Au-delà des différences de temporalités qui caractérisent les différentes structures que sont par exemple le musée ou le conservatoire, c’est la notion de lieu catalyseur d’accueil qui, aux yeux des intervenants, définit la médiathèque. La mission première de « faire venir à la bibliothèque », en s’associant aux projets territoriaux mis en place, ne doit en effet pas se faire au détriment des autres lieux culturels. C’est en apportant, justement, la différence aux yeux des publics, donc en ne centralisant pas tout au sein d’une structure en particulier, que l’offre sera rendue lisible.

Le rôle joué par les bibliothécaires est lui aussi particulièrement souligné, tant il participe à la valeur de l’action culturelle proposée. En tant qu’habitants du territoire où ils exercent, ils en connaissent en effet la singularité et la complexité. Mais comment garantir une qualité de service lorsqu’une grande part des agents sont bénévoles et donc souvent moins formés ?

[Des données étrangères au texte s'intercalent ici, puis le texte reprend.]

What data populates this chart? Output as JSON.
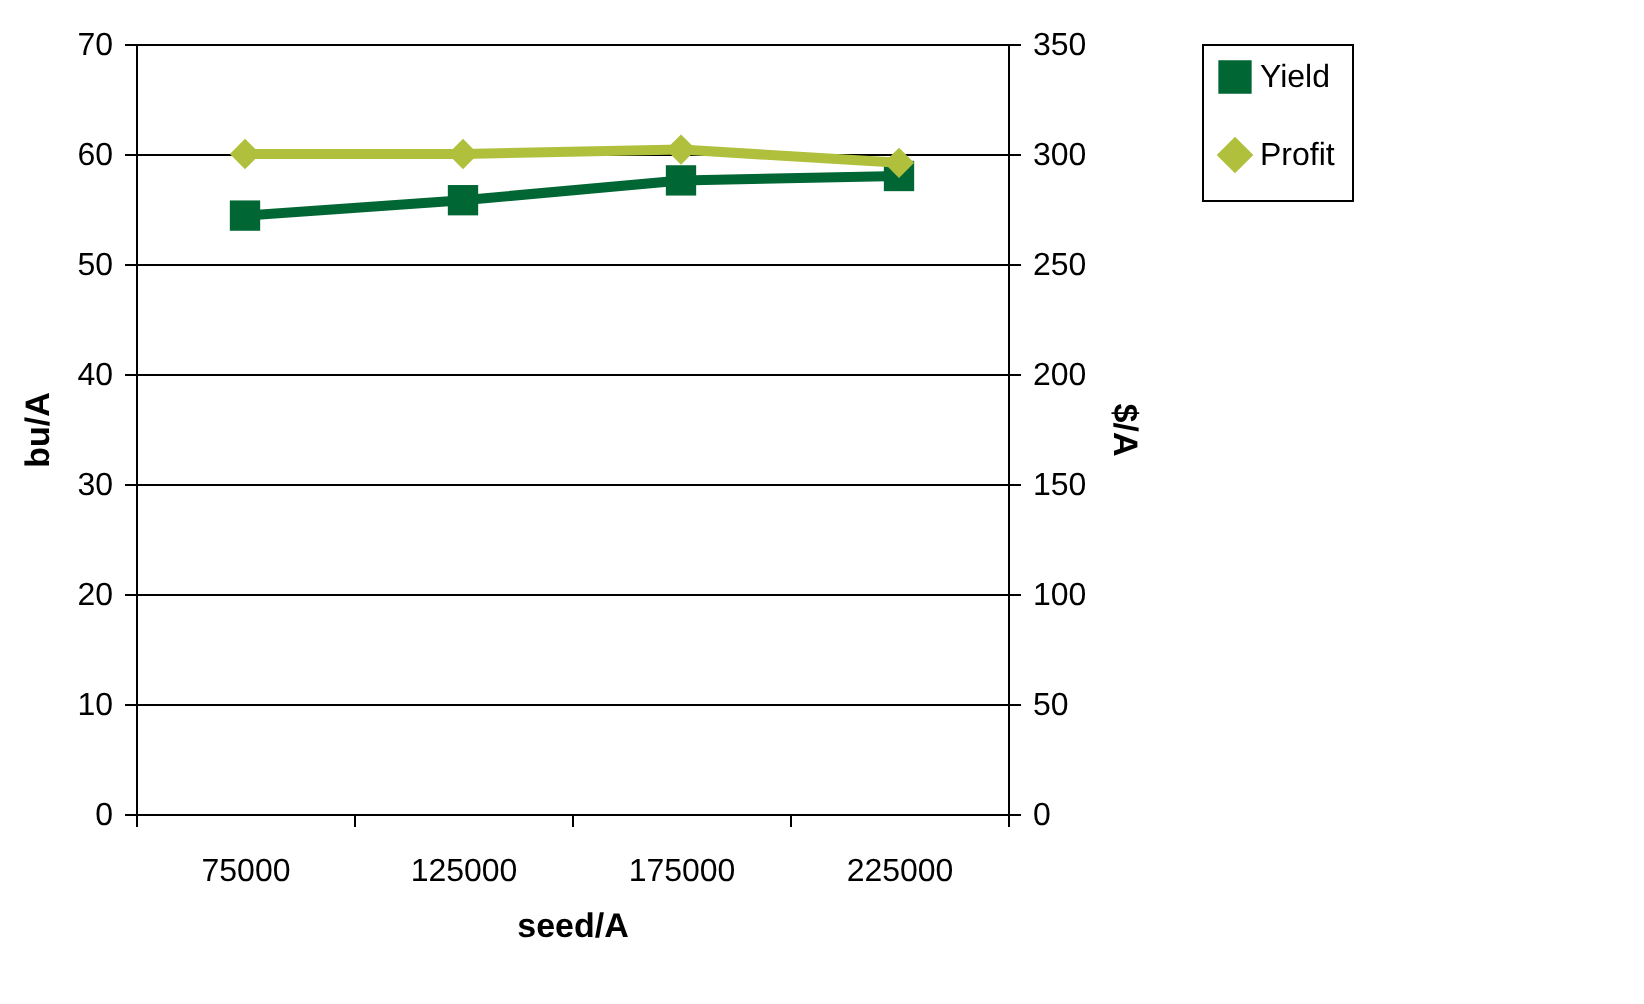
{
  "chart_data": {
    "type": "line",
    "xlabel": "seed/A",
    "ylabel": "bu/A",
    "y2label": "$/A",
    "categories": [
      "75000",
      "125000",
      "175000",
      "225000"
    ],
    "series": [
      {
        "name": "Yield",
        "color": "#006633",
        "marker": "square",
        "values": [
          54.4,
          55.8,
          57.6,
          58.0
        ]
      },
      {
        "name": "Profit",
        "color": "#b0c03c",
        "marker": "diamond",
        "axis": "y2",
        "values": [
          300,
          300,
          302,
          296
        ]
      }
    ],
    "ylim": [
      0,
      70
    ],
    "yticks": [
      0,
      10,
      20,
      30,
      40,
      50,
      60,
      70
    ],
    "y2lim": [
      0,
      350
    ],
    "y2ticks": [
      0,
      50,
      100,
      150,
      200,
      250,
      300,
      350
    ],
    "grid": "y",
    "legend": "right",
    "line_style": "solid"
  }
}
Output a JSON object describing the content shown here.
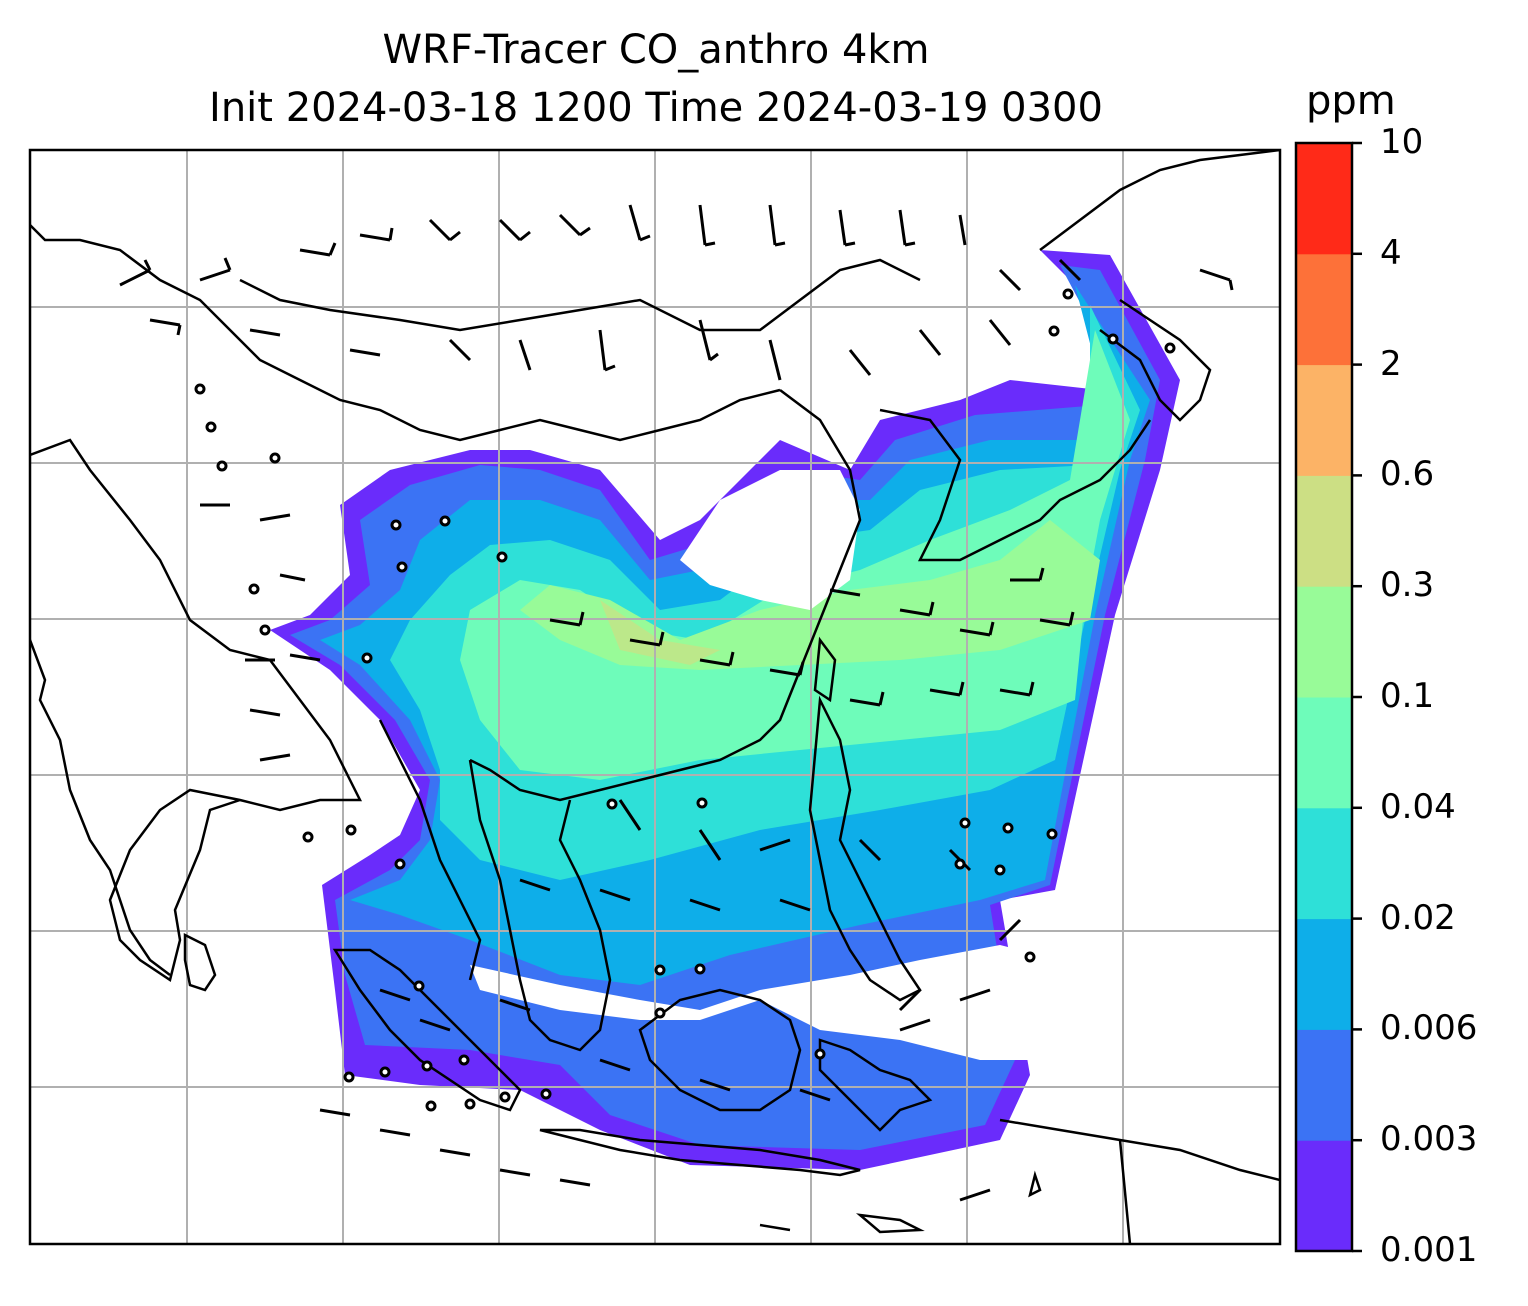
{
  "title": {
    "line1": "WRF-Tracer CO_anthro 4km",
    "line2": "Init 2024-03-18 1200 Time 2024-03-19 0300"
  },
  "colorbar": {
    "unit": "ppm",
    "ticks": [
      "0.001",
      "0.003",
      "0.006",
      "0.02",
      "0.04",
      "0.1",
      "0.3",
      "0.6",
      "2",
      "4",
      "10"
    ],
    "colors": [
      "#6a2cfb",
      "#3b73f4",
      "#0eaee9",
      "#2ee0d8",
      "#6efcba",
      "#98fb98",
      "#ccdf84",
      "#fcb366",
      "#fd7139",
      "#ff2a18"
    ]
  },
  "map": {
    "field": "CO_anthro",
    "units": "ppm",
    "gridlines": true,
    "coastlines": true,
    "wind_barbs": true,
    "region": "South and East Asia, Maritime Continent"
  }
}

Si ces nouvelles missions demandent du temps et des compétences particulières de la part des agents, elles nécessitent également l’établissement d’un rapport de confiance fort avec les élus. Mais comment faire lorsqu’il s’agit par exemple d’un premier mandat et que l’élu manque de connaissance sur le rôle d’expertise des bibliothèques – ou au contraire lorsque l’action mise en place dépasse la temporalité de la mandature et nécessite un partenariat au temps long ? Tout d’abord, en normant le plus possible la responsabilité de chacun, dans une logique de coconstruction en bonne interdépendance. En usant, ensuite, de l’art de la diplomatie en faisant venir l’édile sur place « en espérant que quelque chose se passe », car un élu non convaincu signifie souvent pour le porteur de projet qu’il disposera d’une marge de manœuvre limitée. En assumant, enfin, sa propre légitimité, les médiathécaires manquant souvent d’assurance face aux élus, alors que leur expertise garantit souvent le bon fonctionnement des projets mis en place. Tout comme les bibliothécaires, les élus ont en effet parfois besoin d’être formés aux enjeux de nos métiers – et qui d’autres que les agents de la lecture publique sont-ils les mieux à même de parler de leurs actions ?

Complémentaires et inspirantes, ces deux tables rondes ont démontré que pour contribuer à la politique publique et pouvoir pleinement jouer son rôle social, l’action culturelle en bibliothèque doit elle-même se considérer de manière politique. C’est alors la mise en place d’une nouvelle forme d’intelligence collective qui fera de cette action culturelle un outil pour agir concrètement sur le réel – et ainsi contribuer à sa transformation, à l’échelle de nos établissements.